The pandemic has made it difficult for anyone to relax. Beyond being a drag on a hotel’s core business—room sales—it’s also been an assault on ancillary revenues, such as spa business.
Hotels with spas needed to shift carefully during the pandemic, finding corners to cut without taking too much away from the promise of a serene customer experience. What they found, according to data, is that cutbacks in staff and some amenities were blessings in disguise, producing efficiencies and greater personalization of the guest experience.
Reduced services and social-distancing regulations allowed for vast savings in spa operations that helped pad the bottom line, even in the face of reduced revenue.
This is what the Acqualina Spa by ESPA, at the Acqualina Resort in Miami, realized. “Upon reopening of the spa, savings came from reduced hours that allowed us to schedule only one person per day on slower days, but still remain open seven days a week, rather than being closed on some days,” said Catherine Davalle, the spa’s director. This measure obviated the need for several receptionists or spa attendants to cover longer opening hours.

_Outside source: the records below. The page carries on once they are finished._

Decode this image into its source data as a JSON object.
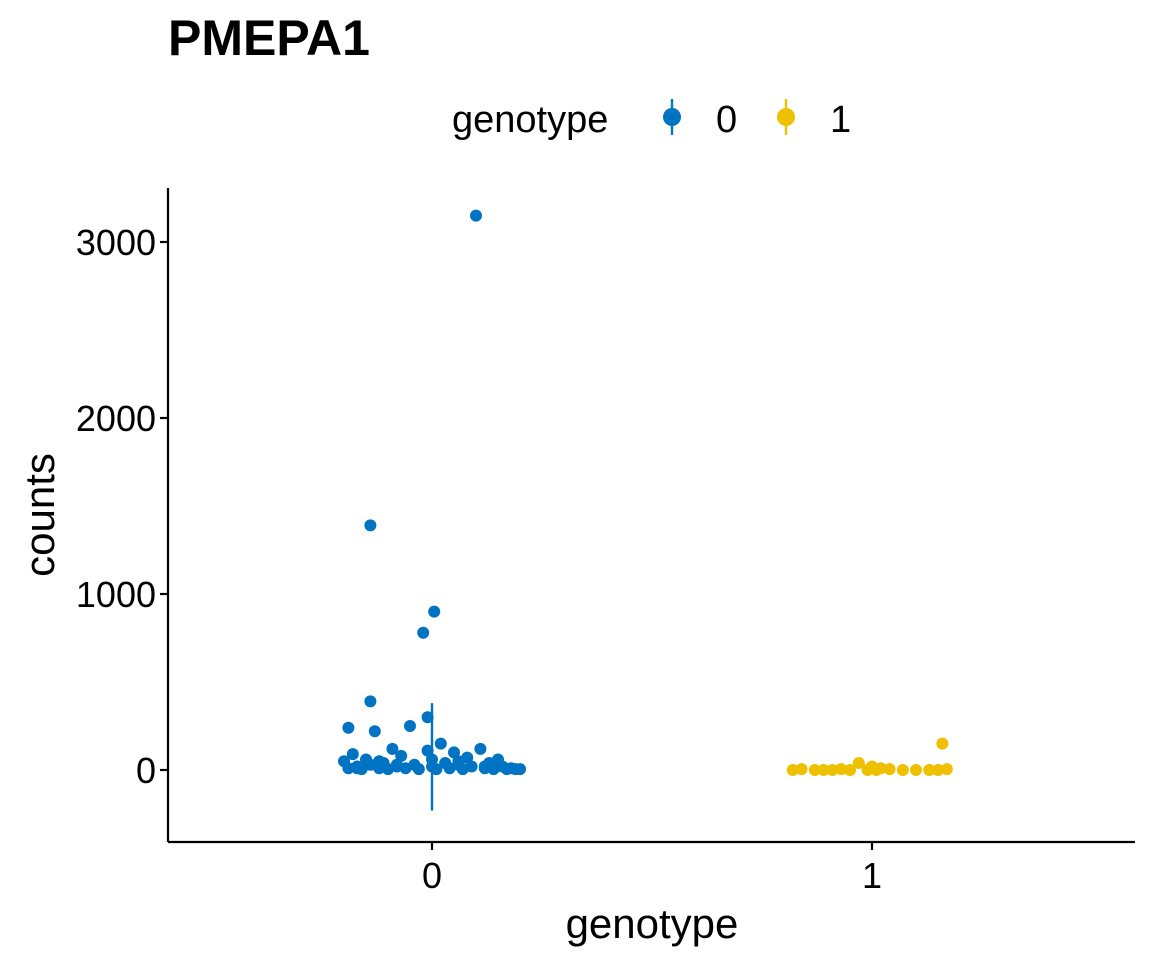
{
  "chart_data": {
    "type": "scatter",
    "title": "PMEPA1",
    "xlabel": "genotype",
    "ylabel": "counts",
    "x_categories": [
      "0",
      "1"
    ],
    "y_ticks": [
      0,
      1000,
      2000,
      3000
    ],
    "ylim": [
      -400,
      3300
    ],
    "grid": false,
    "legend": {
      "title": "genotype",
      "position": "top",
      "entries": [
        "0",
        "1"
      ]
    },
    "colors": {
      "0": "#0073C2",
      "1": "#EFC000"
    },
    "series": [
      {
        "name": "0",
        "category": "0",
        "summary": {
          "y": 80,
          "ymin": -230,
          "ymax": 380
        },
        "points": [
          [
            -0.2,
            50
          ],
          [
            -0.19,
            10
          ],
          [
            -0.18,
            90
          ],
          [
            -0.17,
            20
          ],
          [
            -0.16,
            5
          ],
          [
            -0.15,
            60
          ],
          [
            -0.14,
            30
          ],
          [
            -0.14,
            1390
          ],
          [
            -0.14,
            390
          ],
          [
            -0.13,
            220
          ],
          [
            -0.12,
            10
          ],
          [
            -0.11,
            40
          ],
          [
            -0.1,
            5
          ],
          [
            -0.09,
            120
          ],
          [
            -0.08,
            20
          ],
          [
            -0.07,
            80
          ],
          [
            -0.06,
            10
          ],
          [
            -0.05,
            250
          ],
          [
            -0.04,
            30
          ],
          [
            -0.03,
            5
          ],
          [
            -0.02,
            780
          ],
          [
            -0.01,
            110
          ],
          [
            -0.01,
            300
          ],
          [
            0.0,
            60
          ],
          [
            0.0,
            20
          ],
          [
            0.005,
            900
          ],
          [
            0.01,
            5
          ],
          [
            0.02,
            150
          ],
          [
            0.03,
            40
          ],
          [
            0.04,
            10
          ],
          [
            0.05,
            100
          ],
          [
            0.06,
            30
          ],
          [
            0.07,
            5
          ],
          [
            0.08,
            70
          ],
          [
            0.09,
            20
          ],
          [
            0.1,
            3150
          ],
          [
            0.11,
            120
          ],
          [
            0.12,
            10
          ],
          [
            0.13,
            40
          ],
          [
            0.14,
            5
          ],
          [
            0.15,
            60
          ],
          [
            0.16,
            20
          ],
          [
            0.17,
            5
          ],
          [
            0.18,
            10
          ],
          [
            0.19,
            5
          ],
          [
            0.2,
            5
          ],
          [
            -0.19,
            240
          ],
          [
            -0.17,
            10
          ],
          [
            -0.12,
            50
          ],
          [
            -0.08,
            30
          ],
          [
            0.06,
            50
          ],
          [
            0.12,
            20
          ]
        ]
      },
      {
        "name": "1",
        "category": "1",
        "summary": {
          "y": 10,
          "ymin": -10,
          "ymax": 30
        },
        "points": [
          [
            -0.18,
            0
          ],
          [
            -0.16,
            5
          ],
          [
            -0.13,
            0
          ],
          [
            -0.11,
            0
          ],
          [
            -0.09,
            0
          ],
          [
            -0.07,
            5
          ],
          [
            -0.05,
            0
          ],
          [
            -0.03,
            40
          ],
          [
            -0.01,
            0
          ],
          [
            0.0,
            20
          ],
          [
            0.01,
            0
          ],
          [
            0.02,
            10
          ],
          [
            0.04,
            5
          ],
          [
            0.07,
            0
          ],
          [
            0.1,
            0
          ],
          [
            0.13,
            0
          ],
          [
            0.15,
            0
          ],
          [
            0.16,
            150
          ],
          [
            0.17,
            5
          ]
        ]
      }
    ]
  }
}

Demands for a more sanitary and personalized way to present spa amenities also resulted in unexpected cost savings for the spa. For instance, amenities, such as toothbrushes, combs, hair brushes and razors, are now available on-demand rather than freely available. In the relaxation lounge, tea service is now on demand.

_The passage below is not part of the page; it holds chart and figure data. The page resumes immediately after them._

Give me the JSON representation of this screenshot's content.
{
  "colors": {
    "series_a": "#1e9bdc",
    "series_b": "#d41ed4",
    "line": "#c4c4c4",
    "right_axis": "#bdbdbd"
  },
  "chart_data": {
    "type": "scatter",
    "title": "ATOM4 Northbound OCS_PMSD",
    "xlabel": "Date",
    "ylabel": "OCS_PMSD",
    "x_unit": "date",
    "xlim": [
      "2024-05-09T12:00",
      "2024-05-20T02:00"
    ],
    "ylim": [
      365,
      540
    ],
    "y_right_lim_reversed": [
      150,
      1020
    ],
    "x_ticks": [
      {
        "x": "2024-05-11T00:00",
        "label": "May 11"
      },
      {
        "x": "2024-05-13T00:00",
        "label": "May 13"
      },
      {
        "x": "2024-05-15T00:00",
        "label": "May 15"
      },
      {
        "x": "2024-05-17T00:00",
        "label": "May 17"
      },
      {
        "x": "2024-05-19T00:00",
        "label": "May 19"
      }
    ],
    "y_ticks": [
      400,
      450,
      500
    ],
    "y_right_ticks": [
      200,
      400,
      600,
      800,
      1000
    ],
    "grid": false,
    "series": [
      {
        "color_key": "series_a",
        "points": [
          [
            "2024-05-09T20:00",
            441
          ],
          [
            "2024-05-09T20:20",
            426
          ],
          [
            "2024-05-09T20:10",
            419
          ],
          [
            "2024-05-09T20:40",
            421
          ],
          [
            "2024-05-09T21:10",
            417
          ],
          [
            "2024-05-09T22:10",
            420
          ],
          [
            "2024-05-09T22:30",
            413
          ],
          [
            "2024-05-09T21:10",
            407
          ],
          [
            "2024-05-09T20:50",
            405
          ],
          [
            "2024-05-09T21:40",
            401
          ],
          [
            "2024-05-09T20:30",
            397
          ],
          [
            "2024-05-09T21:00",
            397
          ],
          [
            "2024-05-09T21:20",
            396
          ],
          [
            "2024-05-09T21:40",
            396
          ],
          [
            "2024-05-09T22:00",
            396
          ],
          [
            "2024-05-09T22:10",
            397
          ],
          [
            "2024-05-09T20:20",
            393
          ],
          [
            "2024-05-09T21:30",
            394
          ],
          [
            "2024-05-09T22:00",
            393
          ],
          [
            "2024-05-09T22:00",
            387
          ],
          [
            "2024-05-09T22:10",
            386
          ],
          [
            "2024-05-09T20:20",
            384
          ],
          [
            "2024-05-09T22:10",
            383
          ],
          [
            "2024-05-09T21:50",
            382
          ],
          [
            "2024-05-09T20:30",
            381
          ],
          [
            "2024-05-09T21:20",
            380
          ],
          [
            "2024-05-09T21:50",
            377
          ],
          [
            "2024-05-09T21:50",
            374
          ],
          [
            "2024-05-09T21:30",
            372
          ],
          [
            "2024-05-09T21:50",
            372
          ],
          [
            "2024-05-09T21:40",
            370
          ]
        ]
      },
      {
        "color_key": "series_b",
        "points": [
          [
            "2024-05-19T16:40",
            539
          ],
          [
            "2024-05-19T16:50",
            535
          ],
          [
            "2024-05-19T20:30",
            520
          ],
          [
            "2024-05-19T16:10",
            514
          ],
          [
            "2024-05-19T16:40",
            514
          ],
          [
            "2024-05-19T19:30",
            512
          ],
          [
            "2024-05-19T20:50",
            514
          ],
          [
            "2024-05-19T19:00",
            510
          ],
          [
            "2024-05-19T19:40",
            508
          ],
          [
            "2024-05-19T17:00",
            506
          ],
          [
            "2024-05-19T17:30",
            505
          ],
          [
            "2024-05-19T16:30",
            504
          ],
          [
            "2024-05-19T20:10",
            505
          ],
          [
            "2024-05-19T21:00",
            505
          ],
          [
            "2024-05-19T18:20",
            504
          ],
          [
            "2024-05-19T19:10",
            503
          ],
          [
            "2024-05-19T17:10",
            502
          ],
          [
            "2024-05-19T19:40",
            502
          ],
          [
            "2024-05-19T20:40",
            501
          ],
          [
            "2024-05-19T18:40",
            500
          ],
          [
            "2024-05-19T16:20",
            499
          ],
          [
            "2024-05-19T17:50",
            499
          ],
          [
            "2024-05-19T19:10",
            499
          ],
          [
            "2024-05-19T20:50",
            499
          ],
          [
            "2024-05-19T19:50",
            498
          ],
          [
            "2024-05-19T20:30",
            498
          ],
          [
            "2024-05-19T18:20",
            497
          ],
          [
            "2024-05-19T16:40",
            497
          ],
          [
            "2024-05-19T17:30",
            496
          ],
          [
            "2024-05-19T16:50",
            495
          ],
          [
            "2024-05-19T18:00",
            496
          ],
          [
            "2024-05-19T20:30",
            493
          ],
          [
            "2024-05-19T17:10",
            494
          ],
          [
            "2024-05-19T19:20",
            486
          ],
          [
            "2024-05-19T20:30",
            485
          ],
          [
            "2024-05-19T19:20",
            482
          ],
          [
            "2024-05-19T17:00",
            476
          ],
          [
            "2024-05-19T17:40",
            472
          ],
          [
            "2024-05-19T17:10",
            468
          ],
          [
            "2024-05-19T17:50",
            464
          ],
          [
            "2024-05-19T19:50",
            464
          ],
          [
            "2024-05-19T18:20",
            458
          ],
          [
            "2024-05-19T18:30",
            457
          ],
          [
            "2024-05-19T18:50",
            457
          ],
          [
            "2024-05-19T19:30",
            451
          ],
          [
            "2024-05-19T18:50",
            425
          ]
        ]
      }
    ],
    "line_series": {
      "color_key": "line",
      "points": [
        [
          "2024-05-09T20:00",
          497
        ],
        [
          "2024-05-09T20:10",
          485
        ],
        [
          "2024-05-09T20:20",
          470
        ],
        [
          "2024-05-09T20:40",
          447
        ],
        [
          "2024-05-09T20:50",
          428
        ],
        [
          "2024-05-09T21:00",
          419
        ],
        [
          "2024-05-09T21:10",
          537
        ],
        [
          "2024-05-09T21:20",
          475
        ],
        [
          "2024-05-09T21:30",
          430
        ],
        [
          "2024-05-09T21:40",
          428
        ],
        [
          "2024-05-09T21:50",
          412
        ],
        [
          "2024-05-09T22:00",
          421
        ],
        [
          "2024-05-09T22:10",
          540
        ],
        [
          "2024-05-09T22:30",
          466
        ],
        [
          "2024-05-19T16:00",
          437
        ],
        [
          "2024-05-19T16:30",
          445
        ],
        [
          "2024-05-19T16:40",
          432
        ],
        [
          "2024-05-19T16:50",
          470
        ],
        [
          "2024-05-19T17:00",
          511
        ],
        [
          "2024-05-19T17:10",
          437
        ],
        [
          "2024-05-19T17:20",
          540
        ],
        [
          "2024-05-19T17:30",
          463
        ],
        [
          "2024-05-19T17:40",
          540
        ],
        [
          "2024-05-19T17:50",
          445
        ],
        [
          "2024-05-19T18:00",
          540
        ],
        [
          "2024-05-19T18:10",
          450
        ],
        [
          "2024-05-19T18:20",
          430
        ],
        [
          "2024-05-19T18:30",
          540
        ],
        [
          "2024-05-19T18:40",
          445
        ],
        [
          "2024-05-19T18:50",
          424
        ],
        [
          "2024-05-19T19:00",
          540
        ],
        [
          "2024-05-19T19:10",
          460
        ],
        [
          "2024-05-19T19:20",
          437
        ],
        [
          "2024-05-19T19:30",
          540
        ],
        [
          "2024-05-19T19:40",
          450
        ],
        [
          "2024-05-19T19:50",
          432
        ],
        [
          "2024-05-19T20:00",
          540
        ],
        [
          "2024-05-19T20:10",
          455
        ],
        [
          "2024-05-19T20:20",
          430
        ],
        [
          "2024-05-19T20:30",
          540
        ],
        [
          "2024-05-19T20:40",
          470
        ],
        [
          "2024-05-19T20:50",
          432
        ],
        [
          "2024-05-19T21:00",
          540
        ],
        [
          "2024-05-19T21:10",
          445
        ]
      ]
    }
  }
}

Such efforts appear to be paying off. According to HotStats data, in May 2020, in the thick of the pandemic, spa profit on a per-available-room basis at full-service properties in the Americas was -$0.31. Fast forward to a year later and that metric jumped to $0.89—a 387% improvement.

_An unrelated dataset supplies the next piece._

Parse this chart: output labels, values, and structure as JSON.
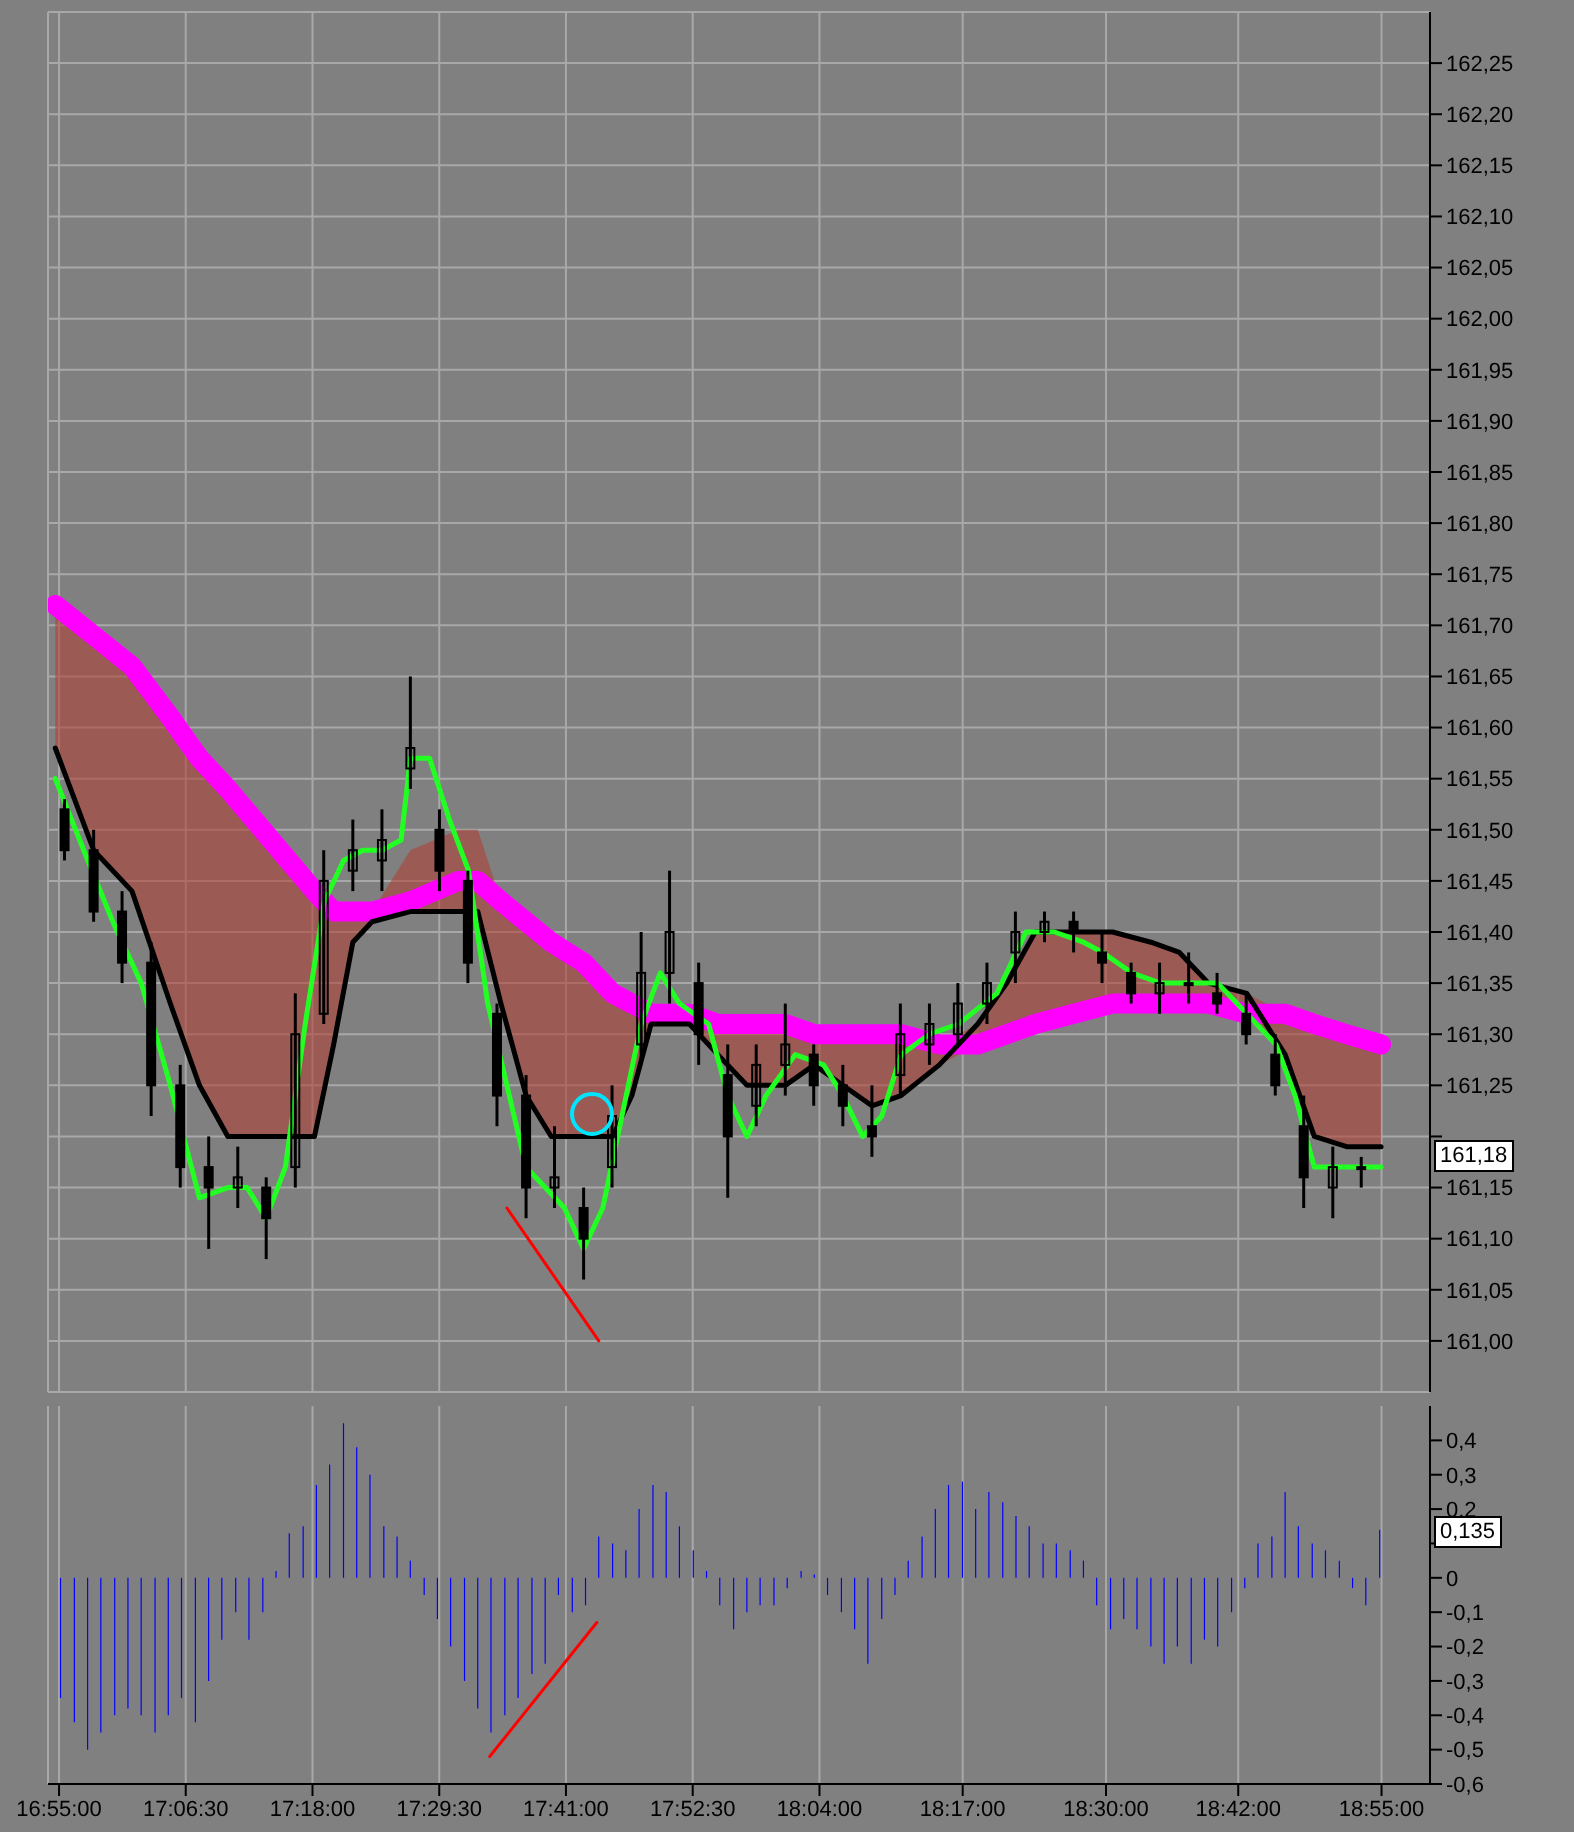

At luxury hotels in the region, the same key performance indicator soared in May 2021, reaching $4.42 after declining to -$1.46 in May 2020.
Change for the Better
Meanwhile, the changes made last year to reduce costs have allowed spas to make improvements and find efficiencies.
“We have saved on amenities by approximately 30% and we have taken this saving to implement new standards, which will have a greater impact on our guests’ experience,” said Davalle.
The spa now offers more pool amenities, such as chilled grapes, frozen lemonade and cool, small hand towels. “As more guests use their spa visit as a ‘Spacation,’ we have worked to improve the overall guest experience that surrounds their treatment,” Davalle said. Other additions include new F&B items on the spa lunch menu and the availability of PressReader, a digital device to read thousands of newspapers and magazines from across the world.
The spa also added a new treatment, a Himalayan Salt Stone back massage, in which guests take the stones home with them.
Going forward, Davalle continued, “We are keeping the reduced hours as we are still not fully staffed to cover all areas during longer hours, and making the amenities on demand is allowing us to spend money in other areas to improve the guest experience.”
Other properties are reversing course from savings realized during the pandemic, addressing a need that, arguably, is vital to profitability: customer service.
“When we reopened our spa, we removed our healthy snacks to discourage communal eating—which was a short-term cost savings—and we discontinued group fitness classes,” said Derek Hofmann, Senior Director of Spa at Four Seasons Resort Orlando at Walt Disney World Resort.
But, he added, “We have begun to resume these offerings as they are important service touch points for our guests. Returning to normal with offerings like these represent an increased cost to our immediate post-pandemic operation; however, we feel they are important service elements to enhance our spa patrons’ overall experience, that justify the relatively small profitability erosion.”